GoldSpot Discoveries' share price (TSXV: SPOT) has slumped from C55c in February to 19c this week, capitalising the company at about $18 million.
It said revenue rose 53% year-on-year. The company booked a $2.78 million net loss for the first half of 2019, compared with $476,319 for the same period last year. It ended June with $8.3 million in working capital and $6.5 million cash after committing $2.4 million to investments and the acquisition of royalties on properties owned by New Found Gold Corp, One Bullion, Manitou Gold and Pacton Gold.
Gran Colombia Gold Corp contracted GoldSpot to use its machine learning technology platform and methodology to "identify new drilling targets" at the Segovia gold mine in Colombia's Segovia-Remedios mining district.
"The numbers validate our business model," GoldSpot president and chief executive officer Denis Laviolette said.
"Our partnerships with major mining companies generate revenue to cover our G&A, fuel our R&D, and demonstrate our leadership in applying machine learning to mineral exploration.
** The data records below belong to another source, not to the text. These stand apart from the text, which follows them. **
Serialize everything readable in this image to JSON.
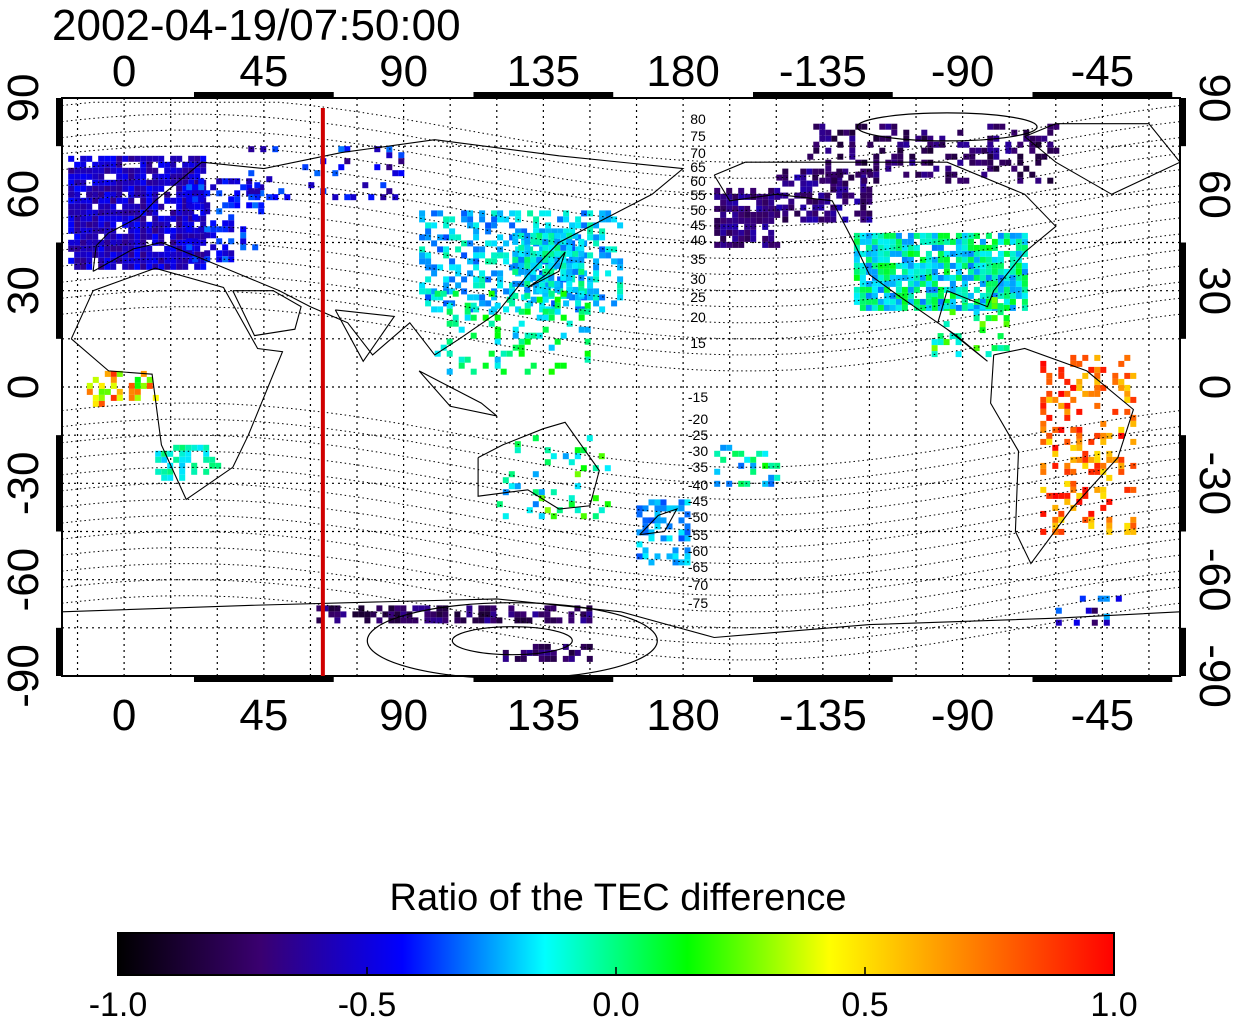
{
  "header": {
    "timestamp": "2002-04-19/07:50:00"
  },
  "map": {
    "lon_ticks": [
      "0",
      "45",
      "90",
      "135",
      "180",
      "-135",
      "-90",
      "-45"
    ],
    "lon_tick_values": [
      0,
      45,
      90,
      135,
      180,
      225,
      270,
      315
    ],
    "lat_ticks": [
      "90",
      "60",
      "30",
      "0",
      "-30",
      "-60",
      "-90"
    ],
    "lat_tick_values": [
      90,
      60,
      30,
      0,
      -30,
      -60,
      -90
    ],
    "lon_range": [
      -20,
      340
    ],
    "lat_range": [
      -90,
      90
    ],
    "grid_dotted": true,
    "highlight_meridian_lon": 64,
    "highlight_color": "#d00000",
    "contour_labels_north": [
      "80",
      "75",
      "70",
      "65",
      "60",
      "55",
      "50",
      "45",
      "40",
      "35",
      "30",
      "25",
      "20",
      "15"
    ],
    "contour_labels_south": [
      "-15",
      "-20",
      "-25",
      "-30",
      "-35",
      "-40",
      "-45",
      "-50",
      "-55",
      "-60",
      "-65",
      "-70",
      "-75"
    ]
  },
  "colorbar": {
    "title": "Ratio of the TEC difference",
    "tick_labels": [
      "-1.0",
      "-0.5",
      "0.0",
      "0.5",
      "1.0"
    ],
    "range": [
      -1.0,
      1.0
    ],
    "colors": [
      "#000000",
      "#3a0070",
      "#0000ff",
      "#00ffff",
      "#00ff00",
      "#ffff00",
      "#ff8000",
      "#ff0000"
    ]
  }
}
This leaves our treasury intact to invest in juniors and acquire royalties in data-rich projects ripe for artificial intelligence, all while giving them access to our entire team."
Laviolette said GoldSpot's technical team and level of expertise continued to expand.
"Our technology only becomes more advanced with every contract and investment we are involved with," he said.
"We are not only disrupting how mineral exploration is performed, but how investors can participate in discovery."